Warm-Up
3 Rounds:
10 Calorie Row
10 Ball Slams
10 Russian Swings
10 Overhead Squats with a PVC Pipe
After you have completed all 3 rounds, complete 3 rounds of the following with an empty bar:
5 Hang Power Snatches
5 Hang Squat Snatches
5 Overhead Squats
Strength
Squat Snatch
1 @ RPE 8
Then take 85% of your RPE 8 of the day and complete the following:
1 Repetitions Every Minute on the Minute for 5 Rounds.
Strength Tip
Here we are using the RPE chart to regulate the training intensity.
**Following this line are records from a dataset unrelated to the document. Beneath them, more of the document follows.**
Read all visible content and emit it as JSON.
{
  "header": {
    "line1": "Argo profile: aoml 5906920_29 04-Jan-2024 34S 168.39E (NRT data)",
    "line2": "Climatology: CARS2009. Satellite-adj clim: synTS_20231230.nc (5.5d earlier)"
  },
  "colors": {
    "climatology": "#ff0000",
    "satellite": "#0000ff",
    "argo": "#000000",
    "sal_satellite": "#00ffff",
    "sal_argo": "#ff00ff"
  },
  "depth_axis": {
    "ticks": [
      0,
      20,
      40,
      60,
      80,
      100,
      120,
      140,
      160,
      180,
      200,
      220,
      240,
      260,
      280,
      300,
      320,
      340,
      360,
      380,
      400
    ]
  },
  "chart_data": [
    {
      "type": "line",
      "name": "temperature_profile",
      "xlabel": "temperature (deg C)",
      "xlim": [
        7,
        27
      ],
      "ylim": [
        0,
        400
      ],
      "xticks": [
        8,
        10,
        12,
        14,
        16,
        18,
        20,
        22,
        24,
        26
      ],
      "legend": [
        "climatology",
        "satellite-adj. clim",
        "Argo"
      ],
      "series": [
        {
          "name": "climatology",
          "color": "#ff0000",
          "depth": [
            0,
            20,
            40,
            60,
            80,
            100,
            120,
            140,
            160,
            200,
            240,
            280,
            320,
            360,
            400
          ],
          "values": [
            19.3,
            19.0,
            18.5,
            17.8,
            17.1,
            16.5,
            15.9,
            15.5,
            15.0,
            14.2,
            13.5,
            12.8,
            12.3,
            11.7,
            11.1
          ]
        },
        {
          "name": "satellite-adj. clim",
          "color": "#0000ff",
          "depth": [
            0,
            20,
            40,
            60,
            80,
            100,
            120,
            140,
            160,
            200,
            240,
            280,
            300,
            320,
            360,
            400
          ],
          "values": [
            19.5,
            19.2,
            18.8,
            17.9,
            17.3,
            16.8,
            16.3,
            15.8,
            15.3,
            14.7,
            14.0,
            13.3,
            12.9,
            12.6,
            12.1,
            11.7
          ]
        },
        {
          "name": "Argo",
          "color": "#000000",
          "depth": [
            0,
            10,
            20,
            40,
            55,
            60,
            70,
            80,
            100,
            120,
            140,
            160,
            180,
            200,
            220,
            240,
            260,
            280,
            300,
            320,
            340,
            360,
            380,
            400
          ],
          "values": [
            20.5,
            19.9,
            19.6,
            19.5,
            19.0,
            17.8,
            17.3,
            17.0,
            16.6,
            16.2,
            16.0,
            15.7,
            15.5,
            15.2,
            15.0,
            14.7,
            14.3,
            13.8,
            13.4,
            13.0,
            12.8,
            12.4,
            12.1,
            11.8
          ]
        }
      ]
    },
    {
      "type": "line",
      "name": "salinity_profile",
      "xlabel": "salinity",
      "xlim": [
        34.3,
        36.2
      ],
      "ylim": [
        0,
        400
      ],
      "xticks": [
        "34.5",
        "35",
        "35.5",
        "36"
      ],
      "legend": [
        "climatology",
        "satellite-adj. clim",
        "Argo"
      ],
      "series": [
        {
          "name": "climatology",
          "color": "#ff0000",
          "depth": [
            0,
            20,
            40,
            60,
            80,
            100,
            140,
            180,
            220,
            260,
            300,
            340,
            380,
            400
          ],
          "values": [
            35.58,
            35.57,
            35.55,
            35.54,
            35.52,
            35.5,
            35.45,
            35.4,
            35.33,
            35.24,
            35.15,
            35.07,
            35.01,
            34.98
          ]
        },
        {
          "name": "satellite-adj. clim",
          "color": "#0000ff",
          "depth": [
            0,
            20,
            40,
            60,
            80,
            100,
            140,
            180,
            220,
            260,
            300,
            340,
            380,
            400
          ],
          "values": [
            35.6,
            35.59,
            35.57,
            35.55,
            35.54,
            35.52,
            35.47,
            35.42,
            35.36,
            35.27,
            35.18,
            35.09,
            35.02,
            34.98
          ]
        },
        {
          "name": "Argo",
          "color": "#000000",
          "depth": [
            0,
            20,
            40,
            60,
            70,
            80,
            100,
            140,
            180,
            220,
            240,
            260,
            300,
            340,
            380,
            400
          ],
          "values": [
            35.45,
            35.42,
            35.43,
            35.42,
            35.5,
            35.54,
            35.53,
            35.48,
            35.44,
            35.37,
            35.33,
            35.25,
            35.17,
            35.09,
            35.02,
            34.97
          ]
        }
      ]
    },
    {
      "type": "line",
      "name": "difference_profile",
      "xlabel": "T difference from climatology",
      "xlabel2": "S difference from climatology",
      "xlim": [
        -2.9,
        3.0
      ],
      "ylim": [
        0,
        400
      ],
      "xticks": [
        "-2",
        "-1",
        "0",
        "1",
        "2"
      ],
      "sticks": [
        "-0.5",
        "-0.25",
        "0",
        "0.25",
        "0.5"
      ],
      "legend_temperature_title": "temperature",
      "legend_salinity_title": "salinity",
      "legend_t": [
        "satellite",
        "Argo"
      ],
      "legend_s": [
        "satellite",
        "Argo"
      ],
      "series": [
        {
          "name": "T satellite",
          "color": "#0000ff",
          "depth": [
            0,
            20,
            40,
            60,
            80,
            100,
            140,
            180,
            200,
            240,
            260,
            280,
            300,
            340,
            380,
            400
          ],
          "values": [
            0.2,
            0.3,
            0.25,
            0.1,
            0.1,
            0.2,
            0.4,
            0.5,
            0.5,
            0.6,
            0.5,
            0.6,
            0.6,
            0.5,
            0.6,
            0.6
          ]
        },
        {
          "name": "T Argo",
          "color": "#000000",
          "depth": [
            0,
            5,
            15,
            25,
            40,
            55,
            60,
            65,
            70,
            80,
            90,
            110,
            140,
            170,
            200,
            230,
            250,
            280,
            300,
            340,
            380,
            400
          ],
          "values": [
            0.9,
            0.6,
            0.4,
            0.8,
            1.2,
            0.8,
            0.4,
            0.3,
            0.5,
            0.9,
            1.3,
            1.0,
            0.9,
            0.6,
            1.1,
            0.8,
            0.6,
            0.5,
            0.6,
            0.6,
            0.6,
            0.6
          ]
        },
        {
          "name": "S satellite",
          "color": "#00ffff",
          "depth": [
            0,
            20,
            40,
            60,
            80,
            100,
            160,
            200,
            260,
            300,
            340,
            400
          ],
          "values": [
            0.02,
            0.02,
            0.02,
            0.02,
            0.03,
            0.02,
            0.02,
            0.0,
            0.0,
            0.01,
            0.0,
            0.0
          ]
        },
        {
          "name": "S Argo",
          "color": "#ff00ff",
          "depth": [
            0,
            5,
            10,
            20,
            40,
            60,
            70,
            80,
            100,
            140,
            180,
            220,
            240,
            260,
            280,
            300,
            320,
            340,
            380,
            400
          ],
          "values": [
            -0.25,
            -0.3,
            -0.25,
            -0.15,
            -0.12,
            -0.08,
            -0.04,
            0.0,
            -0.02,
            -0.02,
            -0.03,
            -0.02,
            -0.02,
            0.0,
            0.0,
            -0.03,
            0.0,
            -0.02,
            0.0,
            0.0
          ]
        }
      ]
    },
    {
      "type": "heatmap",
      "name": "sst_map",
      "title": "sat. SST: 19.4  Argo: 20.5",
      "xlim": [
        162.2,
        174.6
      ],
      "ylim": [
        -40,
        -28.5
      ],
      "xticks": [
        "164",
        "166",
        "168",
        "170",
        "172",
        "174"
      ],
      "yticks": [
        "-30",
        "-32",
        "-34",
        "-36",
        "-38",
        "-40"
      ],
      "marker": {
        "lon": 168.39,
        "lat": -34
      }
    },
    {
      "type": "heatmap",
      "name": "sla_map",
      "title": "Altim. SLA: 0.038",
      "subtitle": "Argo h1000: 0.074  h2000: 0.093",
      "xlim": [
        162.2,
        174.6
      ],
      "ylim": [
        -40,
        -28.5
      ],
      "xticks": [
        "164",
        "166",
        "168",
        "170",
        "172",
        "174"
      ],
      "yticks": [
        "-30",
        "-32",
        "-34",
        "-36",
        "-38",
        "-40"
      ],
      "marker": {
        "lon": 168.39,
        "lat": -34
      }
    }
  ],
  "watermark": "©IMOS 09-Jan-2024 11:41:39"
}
The chart ranges from 1-10, with 1 being absolutely no effort, and 10 being a maximum effort.
Workout
Choose variation A for a workout with weights or B for bodyweight workout.
Variation A:
Every 4 minutes x 5 rounds:
15 Calorie Row
12 Deadlifts, 155#/105#
9 Hang Power Clean, 155#/105#
6 Shoulder to Overhead, 155#/105#
Variation B:
Every 4 minutes x 5 rounds:
400m Run
12 Single-Leg Squats
6 Handstand Push-Ups
Workout Tip
In Variation A and B, make sure to have 30-45 seconds of rest each round. Scale as needed.